Human phenotype ontology terms
As part of the process of requesting WGS through the NHS-GMS, the clinician is required to include Human Phenotype Ontology (HPO) terms (https://hpo.jax.org/app/, box 2). These phenotypic descriptors can be used to prioritise variants using Exomiser, a programme utilised by NHS-GMS.15 For example, a man with a demyelinating neuropathy and upper motor neurone signs underwent WGS in the 100KGP with the Hereditary Neuropathy virtual panel applied. There were no candidate variants from the panel, but because the HPO terms included ‘demyelinating neuropathy’ and ‘Babinski sign’, a variant in ABCD1, known to cause X-linked myeloneuropathy, was identified. Subsequent discussion at our MDT, and further clinical and laboratory assessments, confirmed this to be the causative gene. This gene is not present in the current Hereditary Neuropathy panel.

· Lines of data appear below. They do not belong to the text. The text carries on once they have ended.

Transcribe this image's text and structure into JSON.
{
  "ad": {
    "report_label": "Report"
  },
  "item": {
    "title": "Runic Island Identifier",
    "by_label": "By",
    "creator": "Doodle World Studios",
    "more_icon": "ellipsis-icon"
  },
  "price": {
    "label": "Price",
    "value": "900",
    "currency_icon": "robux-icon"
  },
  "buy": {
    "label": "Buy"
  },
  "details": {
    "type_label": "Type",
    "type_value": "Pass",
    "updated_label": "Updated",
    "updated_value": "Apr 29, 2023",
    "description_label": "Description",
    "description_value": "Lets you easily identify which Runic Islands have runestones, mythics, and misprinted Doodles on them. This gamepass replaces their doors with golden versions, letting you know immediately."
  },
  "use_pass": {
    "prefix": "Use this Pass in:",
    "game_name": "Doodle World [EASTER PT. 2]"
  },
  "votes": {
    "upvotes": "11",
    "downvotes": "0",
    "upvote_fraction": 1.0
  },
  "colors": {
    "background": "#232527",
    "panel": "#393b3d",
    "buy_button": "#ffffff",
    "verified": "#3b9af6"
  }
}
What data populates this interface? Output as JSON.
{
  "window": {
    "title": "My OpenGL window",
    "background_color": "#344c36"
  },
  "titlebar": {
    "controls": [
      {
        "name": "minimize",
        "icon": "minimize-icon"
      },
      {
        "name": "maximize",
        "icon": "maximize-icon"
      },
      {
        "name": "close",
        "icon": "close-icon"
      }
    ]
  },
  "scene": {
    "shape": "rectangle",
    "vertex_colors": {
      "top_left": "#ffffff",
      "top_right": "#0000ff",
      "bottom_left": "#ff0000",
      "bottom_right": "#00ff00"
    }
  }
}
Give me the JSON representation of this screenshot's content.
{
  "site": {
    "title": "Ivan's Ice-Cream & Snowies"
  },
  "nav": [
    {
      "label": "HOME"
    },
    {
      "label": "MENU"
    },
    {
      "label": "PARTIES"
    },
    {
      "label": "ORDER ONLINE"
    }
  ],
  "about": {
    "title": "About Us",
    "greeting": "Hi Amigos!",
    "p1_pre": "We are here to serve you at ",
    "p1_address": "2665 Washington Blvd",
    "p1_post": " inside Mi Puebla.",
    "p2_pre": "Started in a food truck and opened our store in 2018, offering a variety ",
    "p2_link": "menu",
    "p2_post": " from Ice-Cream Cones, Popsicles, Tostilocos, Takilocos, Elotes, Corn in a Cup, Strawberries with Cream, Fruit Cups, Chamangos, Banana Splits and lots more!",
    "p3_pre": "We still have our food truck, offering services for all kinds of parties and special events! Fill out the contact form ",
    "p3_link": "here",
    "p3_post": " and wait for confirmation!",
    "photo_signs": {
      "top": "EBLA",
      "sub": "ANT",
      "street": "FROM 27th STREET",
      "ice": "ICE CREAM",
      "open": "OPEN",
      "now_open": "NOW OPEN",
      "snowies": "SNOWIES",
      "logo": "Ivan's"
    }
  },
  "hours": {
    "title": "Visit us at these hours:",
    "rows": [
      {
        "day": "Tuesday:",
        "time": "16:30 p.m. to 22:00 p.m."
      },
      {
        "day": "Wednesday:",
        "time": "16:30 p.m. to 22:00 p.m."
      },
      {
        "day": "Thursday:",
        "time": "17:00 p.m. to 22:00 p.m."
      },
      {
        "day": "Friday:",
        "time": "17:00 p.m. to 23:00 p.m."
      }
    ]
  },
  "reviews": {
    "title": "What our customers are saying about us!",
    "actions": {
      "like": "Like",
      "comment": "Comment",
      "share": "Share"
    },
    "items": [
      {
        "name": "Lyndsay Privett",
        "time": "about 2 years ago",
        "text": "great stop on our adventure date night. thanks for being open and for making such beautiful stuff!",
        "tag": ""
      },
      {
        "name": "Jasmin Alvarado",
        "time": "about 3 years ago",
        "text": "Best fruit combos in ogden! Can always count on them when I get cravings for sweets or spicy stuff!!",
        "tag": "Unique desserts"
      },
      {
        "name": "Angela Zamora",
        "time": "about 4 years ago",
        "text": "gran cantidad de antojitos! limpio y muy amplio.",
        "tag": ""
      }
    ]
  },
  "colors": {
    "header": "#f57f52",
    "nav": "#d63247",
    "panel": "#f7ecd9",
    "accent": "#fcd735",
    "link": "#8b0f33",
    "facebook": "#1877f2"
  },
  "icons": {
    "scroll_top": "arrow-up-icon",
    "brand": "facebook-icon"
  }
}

Human Phenotype Ontology (HPO) terms
The concept of HPO is straightforward; to standardise the description of a clinical phenotype. HPO terms can include symptoms, examination findings, syndromes, investigation results, disease severity and onset. The NHS-GMS whole-genome sequencing (WGS) request form requires inputting of at least one, but ideally several, HPO terms for the patient in question. This can be time consuming and seem unnecessary, but detailed clinical information maximises the chances of WGS finding an answer for the patient. Consider the scenario of a patient deemed by the neurologist to have a unique phenotype of ophthalmoplegia (HP:0000602), gastrointestinal dysmotility (HP:0002579) and demyelinating peripheral neuropathy (HP:0007108). These terms inputted together might be very specific for a particular gene (eg, mitochondrial), and any variant found prioritised for analysis (even if not on the requested panel), and its classification potentially upgraded based on the information provided. Importantly, the term peripheral neuropathy (HP:0009830) provides no meaningful extra information if requesting the Hereditary Neuropathy panel. The absence of a clinical feature can also be recorded and may be relevant, for example, the absence of tremor in a syndrome of Parkinsonism. The clinical assessment by the neurologist can be the most powerful tool for refining genetic variants and detailed and specific HPO terms are a way of quantifying this expertise.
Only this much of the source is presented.